Modern church iconography
[The following article is reproduced (with minor changes) from the January 2012 issue of the Mennonite Brethren Herald.]
The artwork featured on the back cover of this month’s Herald (January 2012) is currently on display at Steinbach (Man.) MB Church. It is a series of banners by Elenore Dyck and Pat van Nes, created to illustrate a sermon series on the Beatitudes, entitled “Kingdom Attitudes.” Here’s how Elenore and Pat describe their artwork:
Our project started from a small concept drawing and eventually became a mural 180 inches wide and 75 inches long. Each Sunday, a new banner was displayed, with a different Beatitude as the focus of the sermon. At the end of the series, eight banners completed the mural.
We decided to give meaning to each symbol and segment on the piece. For example, the symbol for “Blessed are the meek” is a powerful but bridled horse, representing meekness: power under control. (For practical reasons, the order of the banners doesn’t follow the biblical text. Our sequence is: the poor in spirit, the meek, those who mourn, those who hunger and thirst, the pure of heart, the merciful, the peacemakers, and the persecuted.)
On each banner are eight sections.
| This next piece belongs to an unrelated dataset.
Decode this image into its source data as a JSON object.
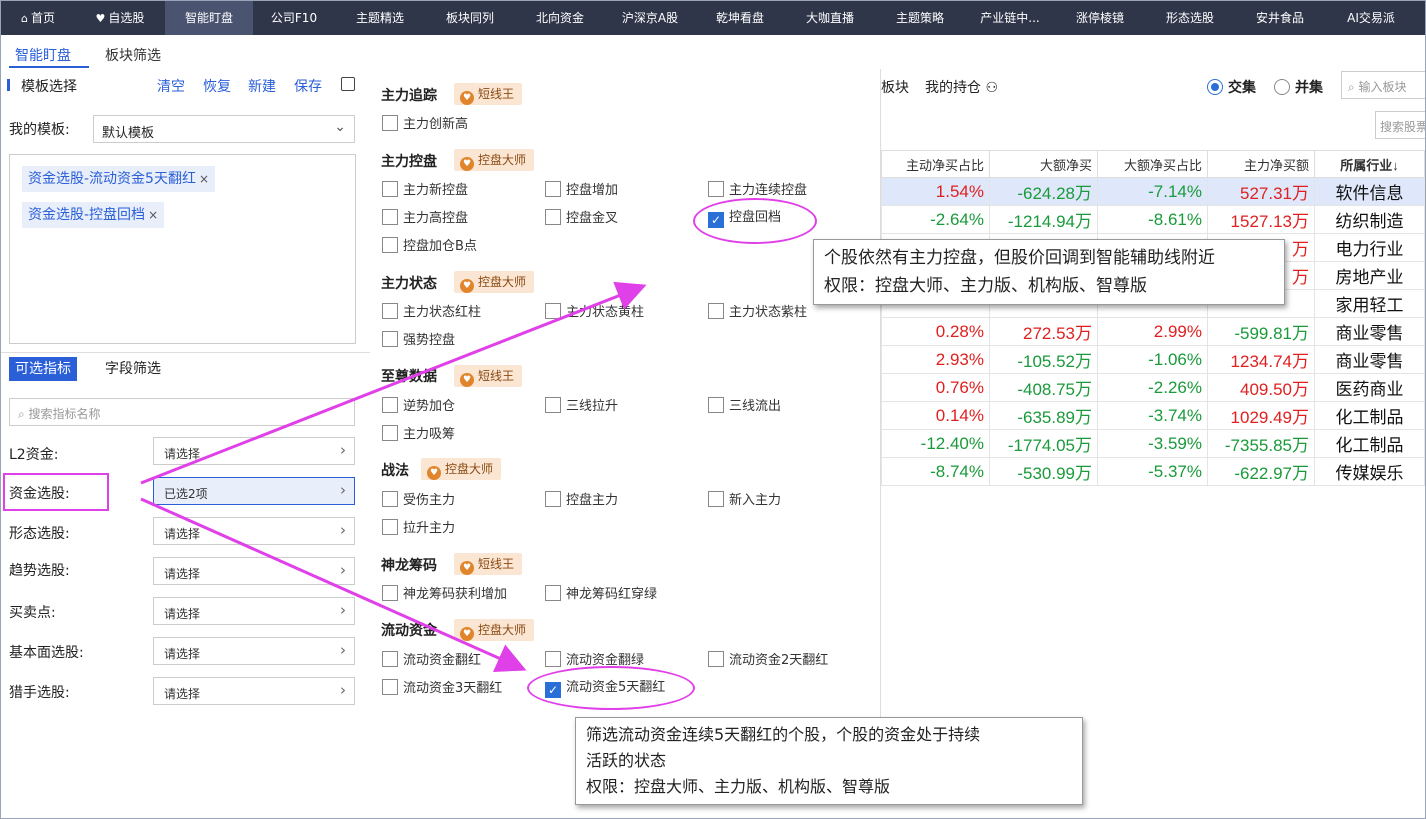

At the bottom, the earth represents our firm foundation in God’s Word. The squares are fields of grain, which symbolize our working lives in various jobs over the years. The river segment represents life’s blessings and experiences — dark and light colours show the intensity of those events. The next section is a reflection, which speaks of our thoughts about our Creator. The pine trees represent life’s seasons: autumn, winter, spring, and summer.
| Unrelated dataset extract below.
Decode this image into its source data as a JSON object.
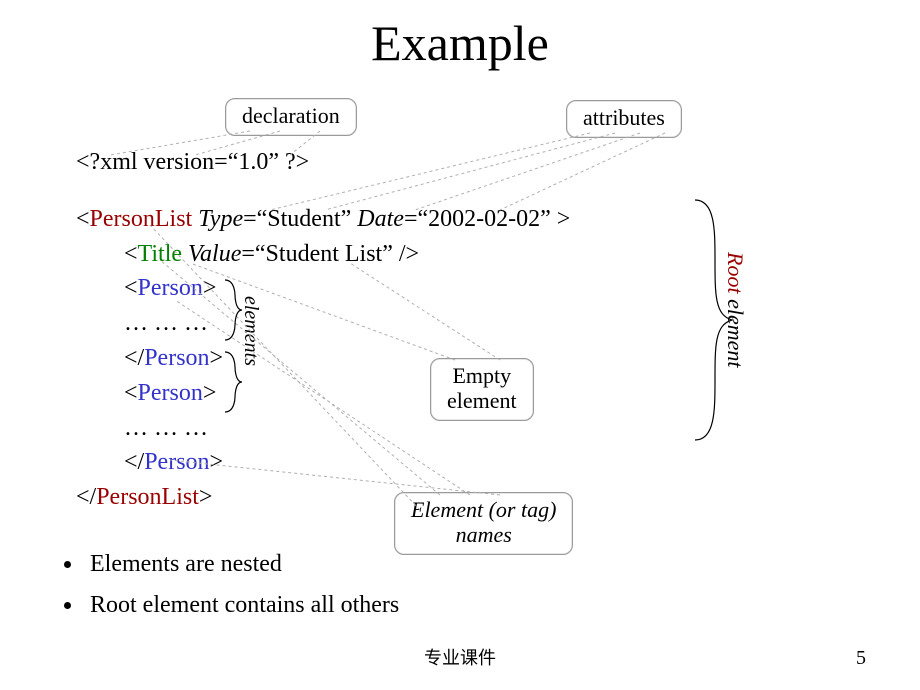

Above that are hills and rocks, symbolizing big and small opportunities and responsibilities. The brown, bare trees represent hands lifted to God in prayer. Notice how each tree has five branches or “fingers.” The final section is a glorious sky and sunrise — our eternal hope of life after death!
In addition to illustrating the sermon series, we thought it would be interesting to introduce a modern-day version of ancient iconography* to the church. Generally, today’s Western world is literate and doesn’t need pictures to tell God’s story. However, our artwork has helped the congregation remember the Beatitudes, and provided a vehicle for personal reflection.
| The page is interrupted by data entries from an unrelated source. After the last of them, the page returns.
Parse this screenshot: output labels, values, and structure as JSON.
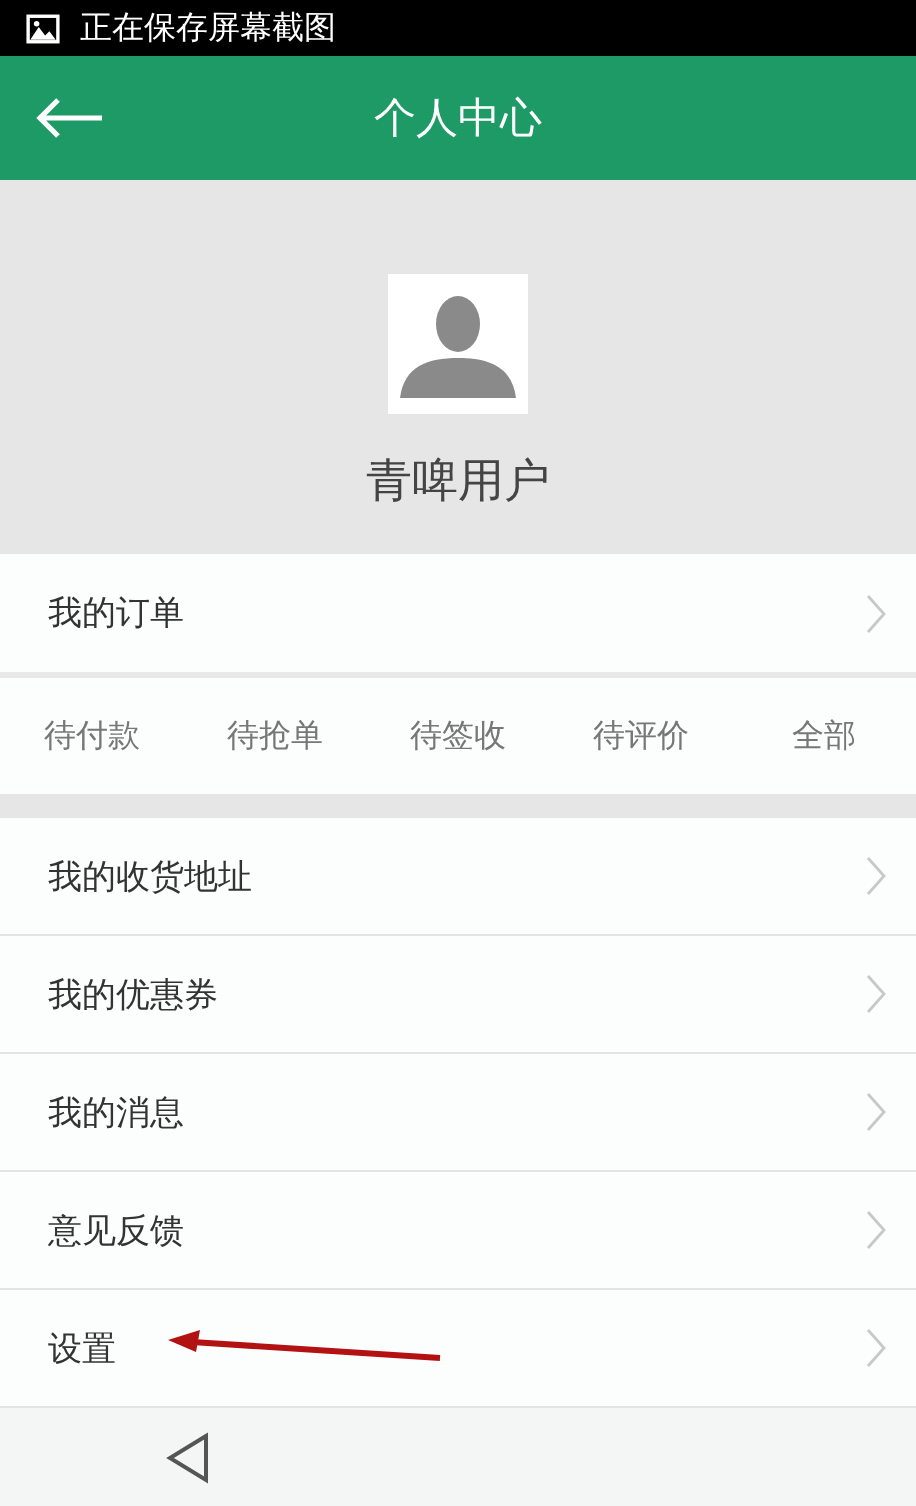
{
  "status_bar": {
    "notification": "正在保存屏幕截图"
  },
  "header": {
    "title": "个人中心"
  },
  "profile": {
    "name": "青啤用户"
  },
  "orders": {
    "label": "我的订单",
    "tabs": [
      {
        "label": "待付款"
      },
      {
        "label": "待抢单"
      },
      {
        "label": "待签收"
      },
      {
        "label": "待评价"
      },
      {
        "label": "全部"
      }
    ]
  },
  "menu": [
    {
      "label": "我的收货地址"
    },
    {
      "label": "我的优惠券"
    },
    {
      "label": "我的消息"
    },
    {
      "label": "意见反馈"
    },
    {
      "label": "设置",
      "annotated": true
    }
  ]
}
This was a thought-provoking and challenging project to complete, and we’re happy to share it with you.
Pastor Walter Fast adds, “We’re hoping to create a kind of inter-church loan system for this type of artwork—why reinvent the wheel if others have done a marvelous job of creating something so beautiful!”
*According to the Oxford Canadian Dictionary, an icon is a “devotional painting or carving.” Iconography is a) the visual images and symbols typical of an art form, an artistic movement, an artist, a culture, etc. b) the interpretation of the significance of these. The term does not imply worship of the images.